For Moyes you can't help but feeling sorry. Not an easy sentence to write that, after my years of recriminative bile aimed at Manchester United and the puce Scotsman who did his level best to annoy all around him, while leading the club to an unprecedented 22 league titles.
Bereft of the troubled Wayne Rooney and the motivationally questionable Robin van Persie, and with club captain Nemanja Vidic and the similarly relative veteran Patrice Evra ageing before our very eyes, it is clear what ails Manchester United this season. You could see it in Vidic's half-hearted efforts to gee up his colleagues in the United backline, as Chelsea's quixotic midfielders, Eden Hazard, Oscar and Willian ran rings around them, while Samuel Eto'o - himself a shadow of the once breathtaking talent at Barcelona - pulled off a hat-trick of audacious cheek.

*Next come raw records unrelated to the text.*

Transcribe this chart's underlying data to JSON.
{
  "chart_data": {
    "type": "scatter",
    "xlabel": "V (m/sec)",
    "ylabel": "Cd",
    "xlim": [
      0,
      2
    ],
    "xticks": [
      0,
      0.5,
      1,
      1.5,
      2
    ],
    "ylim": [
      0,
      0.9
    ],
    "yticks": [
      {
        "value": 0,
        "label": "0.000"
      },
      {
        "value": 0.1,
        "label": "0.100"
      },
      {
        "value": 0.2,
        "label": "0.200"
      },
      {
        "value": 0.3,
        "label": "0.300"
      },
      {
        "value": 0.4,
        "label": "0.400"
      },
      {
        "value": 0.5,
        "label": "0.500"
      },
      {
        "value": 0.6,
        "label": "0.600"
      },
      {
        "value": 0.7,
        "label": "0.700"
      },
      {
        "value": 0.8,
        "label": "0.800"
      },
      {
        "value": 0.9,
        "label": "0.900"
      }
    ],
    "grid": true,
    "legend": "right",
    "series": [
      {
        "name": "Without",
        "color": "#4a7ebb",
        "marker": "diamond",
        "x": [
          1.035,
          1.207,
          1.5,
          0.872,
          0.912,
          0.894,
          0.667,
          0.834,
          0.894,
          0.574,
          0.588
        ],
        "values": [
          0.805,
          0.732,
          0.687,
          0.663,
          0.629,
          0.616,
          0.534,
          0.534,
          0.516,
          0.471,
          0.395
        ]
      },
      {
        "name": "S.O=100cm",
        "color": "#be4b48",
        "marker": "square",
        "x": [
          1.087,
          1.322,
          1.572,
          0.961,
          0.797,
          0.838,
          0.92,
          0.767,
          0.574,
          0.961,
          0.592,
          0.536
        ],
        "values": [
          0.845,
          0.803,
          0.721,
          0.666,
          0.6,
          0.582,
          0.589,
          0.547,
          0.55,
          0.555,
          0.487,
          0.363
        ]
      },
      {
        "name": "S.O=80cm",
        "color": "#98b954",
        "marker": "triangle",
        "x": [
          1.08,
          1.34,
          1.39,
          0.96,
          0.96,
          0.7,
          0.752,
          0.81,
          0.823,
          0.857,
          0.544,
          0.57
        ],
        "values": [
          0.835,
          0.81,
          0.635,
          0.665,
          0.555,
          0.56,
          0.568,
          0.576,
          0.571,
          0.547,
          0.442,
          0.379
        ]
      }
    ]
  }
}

But perhaps the greatest insult to Moyes' pride came four minutes before Phil Dowd blew his whistle for a final time, when José Mourinho, who had clearly seen enough, headed for the tunnel with a jaunty skip, not before throwing a consoling arm around his opposite number's slumping shoulder.
Chelsea's defeats at the hands of Manchester United have left a long and stinging tail. My teeth still grind at the memory of 1994’s 4-0 FA Cup Final humiliation, one I had to endure twice - once at the old Wembley Stadium, and again when I turned up for a night shift at Teletext to find the day shift editor I was taking over from was a rampant Manchester United fan, patently beside himself with glee as I walked up the steps to the mezzanine-level newsroom.
But there was something weird and pale in the victory this afternoon at Stamford Bridge. This wasn't the capricious Manchester United of old, but a misshapen collective lacking cohesion in some places, experience in others, and the sort of bag of tricks that Sir Alex Ferguson seemed to refresh whenever the fancy took him.
Many have scratched their heads over how SAF could lead more or less the same team to their 22nd title at a canter and yet barely eight months later they are looking ragged. But let's entertain the ridiculous here: Fergie spent much of his final couple of seasons resolutely maintaining that he wouldn't be retiring just yet. And then he just did. Is it just possible that the wily old git saw the end coming for the squad he'd evolved? All good things come to an end - just ask Liverpool at the beginning of the 1990s. And even the juggernaut that has been Manchester United, winning titles and outspending its rivals on the biggest and the best, can't go on forever.
Not that it's over. But with Manchester City scoring goals for fun, Arsenal defying expectations and hanging on to the Premier League top spot, and the wily Mourinho underpinning a pragmatic Chelsea that is maintaining pace with the league leaders, while Liverpool are at least keeping in touch with Champions League places, the playing field has been leveled this season, with Manchester United reduced to mere competitors, as opposed to swaggering champions-elect.
Talk of David Moyes getting the sack is, quite frankly, ludicrous. He"ll do fine, I'm sure. But, first, he needs to spend to replace the aged legs, instill the self-confidence and cohesive discipline so obviously lacking, and find a way to nurture the junior talent that could be the core of Manchester United's next golden generation.